第44話

「終わっちゃった、ね」


「……負けた」


「これ、勝ち負けあったっけ」


「自然となるよな、こういうのって」


「あ、ぼくのも落ちた! じゃあソラちんが優勝だ~」


「そう、だな。俺の、勝ちだ」


 あの花火祭りの日が永遠に続いてくれればいいのに、とソラは思い続けていた。きっと、この場にいたカイやリクも、そう思い続けていたことだろう。だが、時間というものは戻すことも自分の思い通りにも進めることはできないのだ。大人になって初めて理解する。それはとても辛いことなのだと、そう、彼らはひしひしと感じていた。

 最後の火玉が落ちた。
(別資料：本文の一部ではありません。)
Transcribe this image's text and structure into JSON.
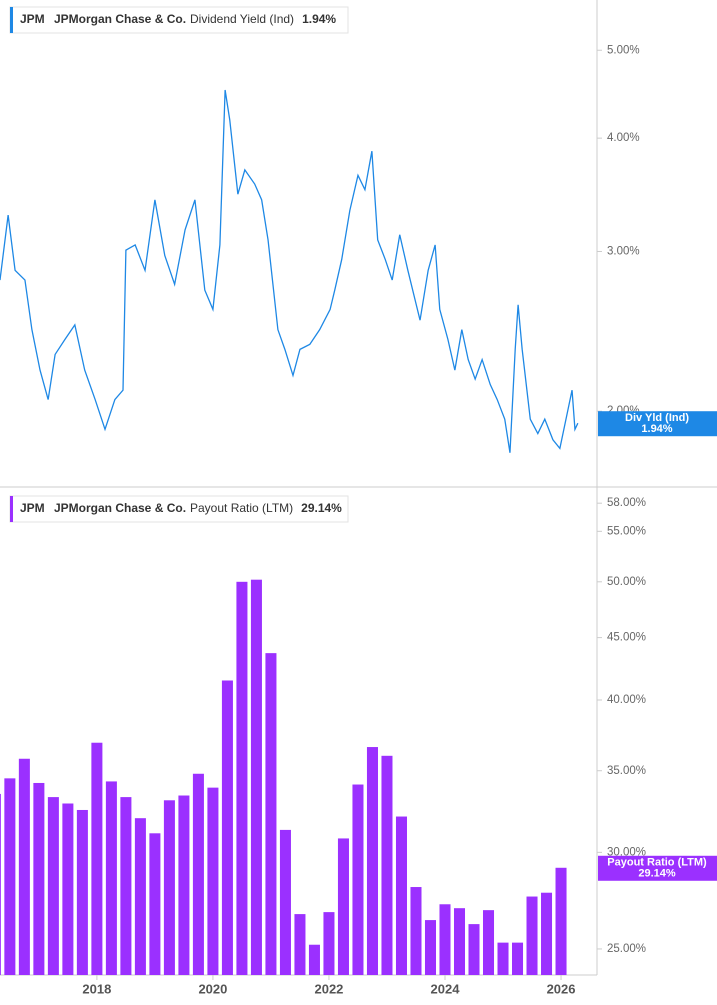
{
  "chart_data": [
    {
      "type": "line",
      "log_scale": true,
      "ticker": "JPM",
      "company": "JPMorgan Chase & Co.",
      "series": [
        {
          "name": "Dividend Yield (Ind)",
          "color": "#1e88e5",
          "legend_value": "1.94%",
          "tag_label": "Div Yld (Ind)",
          "tag_value": "1.94%",
          "x": [
            2016.33,
            2016.47,
            2016.59,
            2016.76,
            2016.88,
            2017.02,
            2017.16,
            2017.28,
            2017.45,
            2017.62,
            2017.79,
            2017.97,
            2018.14,
            2018.31,
            2018.45,
            2018.5,
            2018.66,
            2018.83,
            2019.0,
            2019.17,
            2019.34,
            2019.52,
            2019.69,
            2019.86,
            2020.0,
            2020.12,
            2020.21,
            2020.29,
            2020.43,
            2020.55,
            2020.72,
            2020.84,
            2020.95,
            2021.12,
            2021.24,
            2021.38,
            2021.5,
            2021.67,
            2021.84,
            2022.02,
            2022.1,
            2022.22,
            2022.36,
            2022.5,
            2022.62,
            2022.74,
            2022.84,
            2022.97,
            2023.09,
            2023.22,
            2023.36,
            2023.48,
            2023.57,
            2023.71,
            2023.83,
            2023.91,
            2024.05,
            2024.17,
            2024.29,
            2024.4,
            2024.52,
            2024.64,
            2024.78,
            2024.9,
            2025.03,
            2025.12,
            2025.21,
            2025.26,
            2025.33,
            2025.47,
            2025.6,
            2025.72,
            2025.86,
            2025.98,
            2026.1,
            2026.19,
            2026.24,
            2026.29
          ],
          "values": [
            2.79,
            3.29,
            2.86,
            2.79,
            2.46,
            2.22,
            2.06,
            2.31,
            2.4,
            2.49,
            2.22,
            2.06,
            1.91,
            2.06,
            2.11,
            3.01,
            3.05,
            2.86,
            3.42,
            2.97,
            2.76,
            3.17,
            3.42,
            2.72,
            2.59,
            3.05,
            4.52,
            4.19,
            3.47,
            3.69,
            3.56,
            3.42,
            3.09,
            2.46,
            2.34,
            2.19,
            2.34,
            2.37,
            2.46,
            2.59,
            2.72,
            2.94,
            3.33,
            3.64,
            3.51,
            3.87,
            3.09,
            2.94,
            2.79,
            3.13,
            2.86,
            2.66,
            2.52,
            2.86,
            3.05,
            2.59,
            2.4,
            2.22,
            2.46,
            2.28,
            2.17,
            2.28,
            2.14,
            2.06,
            1.96,
            1.8,
            2.34,
            2.62,
            2.34,
            1.96,
            1.89,
            1.96,
            1.86,
            1.82,
            1.98,
            2.11,
            1.91,
            1.94
          ]
        }
      ],
      "xlim": [
        2016.33,
        2026.62
      ],
      "ylim": [
        1.65,
        5.68
      ],
      "yticks": [
        {
          "value": 2,
          "label": "2.00%"
        },
        {
          "value": 3,
          "label": "3.00%"
        },
        {
          "value": 4,
          "label": "4.00%"
        },
        {
          "value": 5,
          "label": "5.00%"
        }
      ]
    },
    {
      "type": "bar",
      "log_scale": true,
      "ticker": "JPM",
      "company": "JPMorgan Chase & Co.",
      "series": [
        {
          "name": "Payout Ratio (LTM)",
          "color": "#9b30ff",
          "legend_value": "29.14%",
          "tag_label": "Payout Ratio (LTM)",
          "tag_value": "29.14%",
          "x": [
            2016.25,
            2016.5,
            2016.75,
            2017.0,
            2017.25,
            2017.5,
            2017.75,
            2018.0,
            2018.25,
            2018.5,
            2018.75,
            2019.0,
            2019.25,
            2019.5,
            2019.75,
            2020.0,
            2020.25,
            2020.5,
            2020.75,
            2021.0,
            2021.25,
            2021.5,
            2021.75,
            2022.0,
            2022.25,
            2022.5,
            2022.75,
            2023.0,
            2023.25,
            2023.5,
            2023.75,
            2024.0,
            2024.25,
            2024.5,
            2024.75,
            2025.0,
            2025.25,
            2025.5,
            2025.75,
            2026.0
          ],
          "values": [
            33.5,
            34.5,
            35.8,
            34.2,
            33.3,
            32.9,
            32.5,
            36.9,
            34.3,
            33.3,
            32.0,
            31.1,
            33.1,
            33.4,
            34.8,
            33.9,
            41.5,
            50.0,
            50.2,
            43.7,
            31.3,
            26.7,
            25.2,
            26.8,
            30.8,
            34.1,
            36.6,
            36.0,
            32.1,
            28.1,
            26.4,
            27.2,
            27.0,
            26.2,
            26.9,
            25.3,
            25.3,
            27.6,
            27.8,
            29.14
          ]
        }
      ],
      "xlim": [
        2016.33,
        2026.62
      ],
      "ylim": [
        23.8,
        59.8
      ],
      "xticks": [
        2018,
        2020,
        2022,
        2024,
        2026
      ],
      "yticks": [
        {
          "value": 25,
          "label": "25.00%"
        },
        {
          "value": 30,
          "label": "30.00%"
        },
        {
          "value": 35,
          "label": "35.00%"
        },
        {
          "value": 40,
          "label": "40.00%"
        },
        {
          "value": 45,
          "label": "45.00%"
        },
        {
          "value": 50,
          "label": "50.00%"
        },
        {
          "value": 55,
          "label": "55.00%"
        },
        {
          "value": 58,
          "label": "58.00%"
        }
      ]
    }
  ]
}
と同時にビデオを切る。


「え? もう撮影終わっちゃうの?」


「ああ。これで動画を作る」


「撮れ高は足りているのか?」


「ああ、どういう動画を作るかは大体決めているんだ。あとはそれを形にするだけだ」


「そうか」


 片付けをし部屋に入っていく。楽しかった思い出は本当に早く終わってしまうものだ。


「……10年前とは、違うね」


 カイがふとそんなことを呟いた。


「何が?」


「だって、前の“10年前”はさ、こうやってみんな集まらなかったでしょ? あの……ソラちんとナツくんが口論した日から、みんな疎遠になってたし」


 確かに。あの頃のソラは今よりももっと子供で、3つ上だったナツの言っていることを理解しようとしなかった。あの時もドナーの話で大揉めに揉めて。結局一度目の“あの日”はケンカ別れをしてしまい、そのままナツは亡くなった。彼の葬式の日、とてもケンカをしたまま別れてしまったことをソラは後悔した。だから、今度こそはルートを間違えないようにしなければとソラは思っていた。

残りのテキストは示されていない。